Quantcast

Letter: Malloy misses the mark

By Kevin Kane

To the Editor:

Minimum wage, minimum sense. That is my response to the latest crusade and comments from Democrats President Barack Obama and Connecticut’s Governor Malloy. Last week at an event publicizing their support of increasing the Connecticut minimum hourly wage to a national high of $10.10, Malloy stated, “The modest boost that we are helping to bring about in our state will allow families to make ends meet.” Not to be outdone, Obama said, “Nobody who works full time should ever have to raise a family in poverty, and that’s why it’s time to give America a raise.”

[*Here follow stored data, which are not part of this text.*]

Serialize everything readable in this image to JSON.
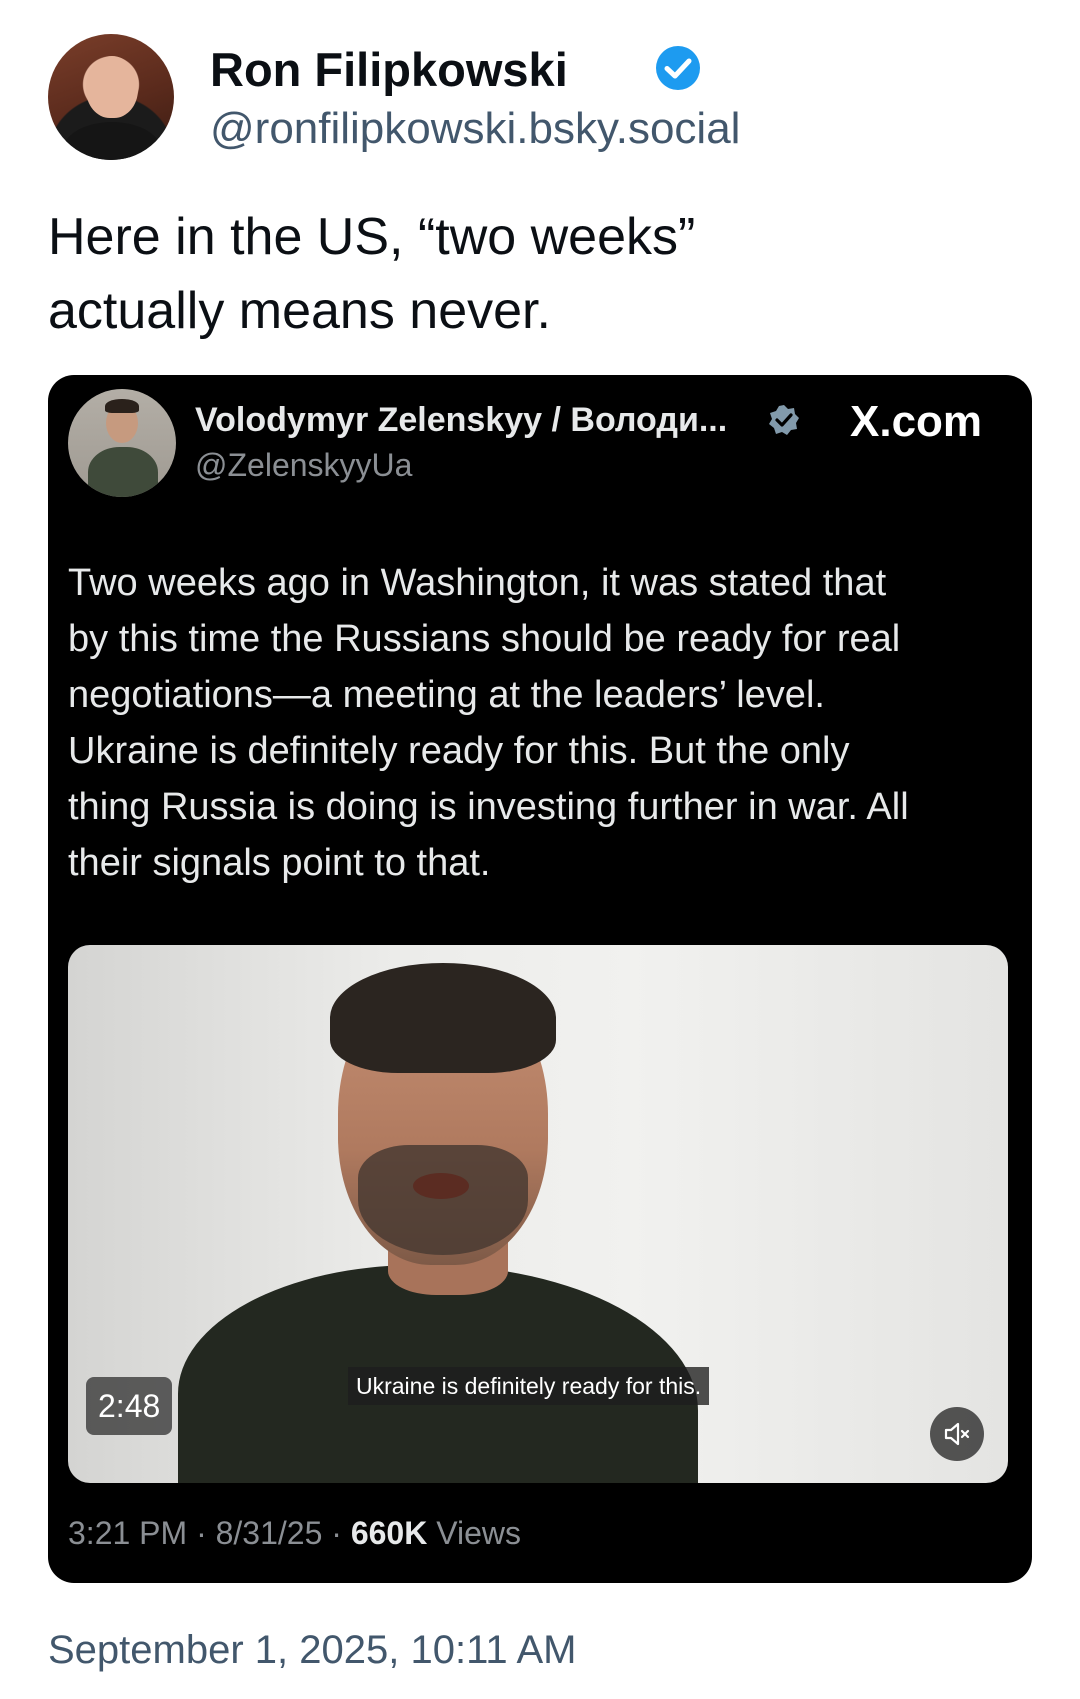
{
  "post": {
    "author": {
      "display_name": "Ron Filipkowski",
      "handle": "@ronfilipkowski.bsky.social",
      "verified_icon": "verified-badge-icon",
      "accent_color": "#1d9bf0"
    },
    "text_line1": "Here in the US, “two weeks”",
    "text_line2": "actually means never.",
    "timestamp": "September 1, 2025, 10:11 AM"
  },
  "embed": {
    "author": {
      "display_name": "Volodymyr Zelenskyy / Володи...",
      "handle": "@ZelenskyyUa",
      "verified_icon": "verified-badge-icon"
    },
    "source_label": "X.com",
    "lines": [
      "Two weeks ago in Washington, it was stated that",
      "by this time the Russians should be ready for real",
      "negotiations—a meeting at the leaders’ level.",
      "Ukraine is definitely ready for this. But the only",
      "thing Russia is doing is investing further in war. All",
      "their signals point to that."
    ],
    "video": {
      "duration": "2:48",
      "caption": "Ukraine is definitely ready for this.",
      "mute_icon": "muted-speaker-icon"
    },
    "meta": {
      "time": "3:21 PM",
      "date": "8/31/25",
      "separator": "·",
      "views_count": "660K",
      "views_label": "Views"
    }
  }
}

The idea that a minimum wage can support a family makes no sense. Supporters of the help the families with higher minimum wages crusade have the family and wages relationship messed up. The way to approach family life is simple – finish school, get a job, get married, have a family. In that order. Too often it’s a quagmire of maybe finish school, 1…2…4? kids, 50/50 get married, maybe get a job. So now, it’s the grocery store manager’s fault you have a family you can’t afford? Or is it that unfair jerk who hired you to flip burgers – yeah, his fault you have a family to support by packing combo-meal deals?

Get it through your headphones people: Unless you are physically or mentally handicapped it is YOUR responsibility to take charge of YOUR self-improvement, get an education, market YOUR skills and make yourself more valuable vs. the competition. Along the way, have a full understanding of the market YOU are selling YOUR skills into. Once hired, it’s not a politician’s problem to nurture a mutually beneficial arrangement between you and your employer. Don’t forget: employers are buying your labor. They don’t owe you anything.

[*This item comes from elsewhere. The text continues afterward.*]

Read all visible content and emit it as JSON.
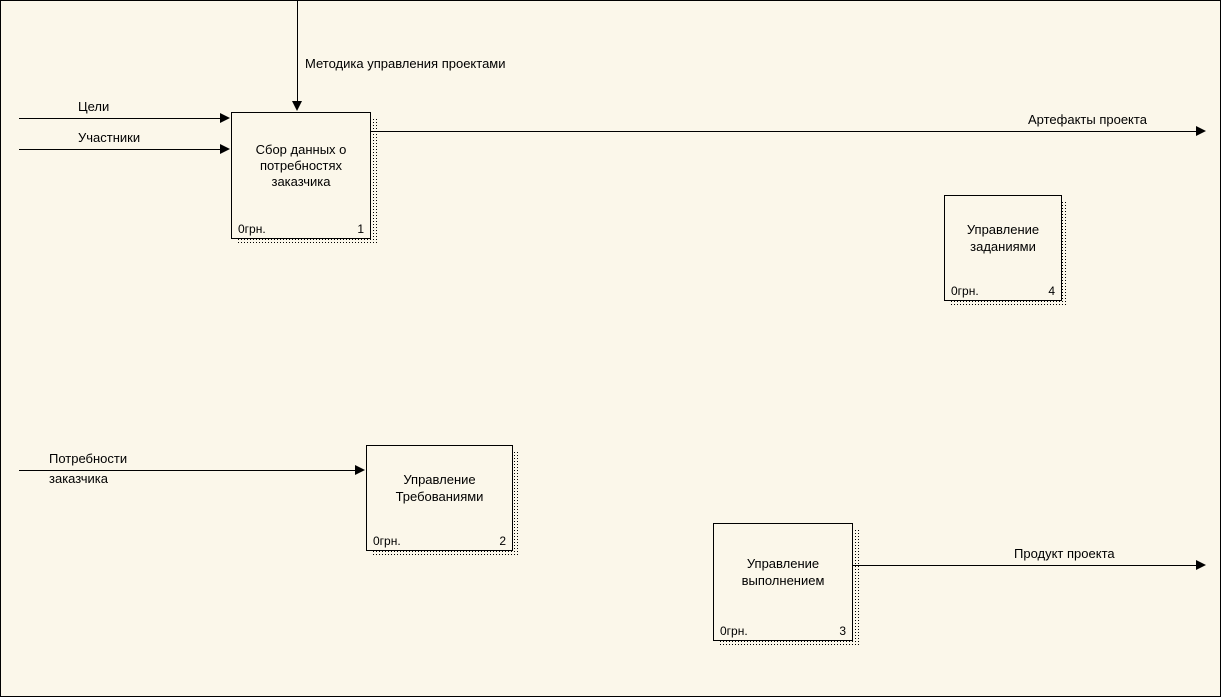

Personal responsibility aside, frankly speaking – Malloy’s approach is a waste of time. There are 126 distinct federal anti-poverty programs in force today that are available based on a test of need and based on income and assets aka means-tested. A recent study evaluated seven key programs of the 126 and found Connecticut’s welfare benefit is $21.33 per hour. Good enough to be the fourth best state to be on welfare. So either get it through your heads then work your way up or quit while you are behind. Then, write a letter to Governor Malloy telling him he is missing the hourly wage mark. By half.

Kevin Kane

Comments

2 responses to “Letter: Malloy misses the mark”

  1. Notaffiliated

    Back in the day, people who were 16 craved the minimum wage. What changed?

  2. Raise the Wage

    “The idea that a minimum wage can support a family makes no sense”. Got that right. Cant support one earning full time min wage. And most local employers skirt requirements regarding full timers by employing only part time workers, which all taxpayers end up subsidizing through what little tattered and torn safety nets that are in place.
    “A recent study evaluated seven key programs of the 126 and found Connecticut’s welfare benefit is $21.33 per hour.” Really? And what study would that be and by who and who financed the study? State only helps qualifying families that are in serious need and than only around 70 bucks a month, about 2.16 a day For the ones that cant do the math try buying lunch for 2 bucks round here. Good luck. BTW Fairfield county’s living wage, reported in a Yale study and supported by numerous other Universty and government studies, is 25 bucks an hour. That is to say, with the local cost of living considered,(housing, food, transportation), a worker must earn a minimum of 25 dollars an hour to live. It is really difficult to understand why anyone would not want others to survive. Self destructive. Some business owners, mostly corporations in retail and restaurants claim that raising the wage will raise costs will put them out of business or reduce work forces. Hmmm, isn’t that already occurring? What if the workforce instead of spending every penny they can get their hands on, just on life’s basic survival needs, what if workers actually had disposable income. As workers did, post war 1950’s early 60’s? Hmmm.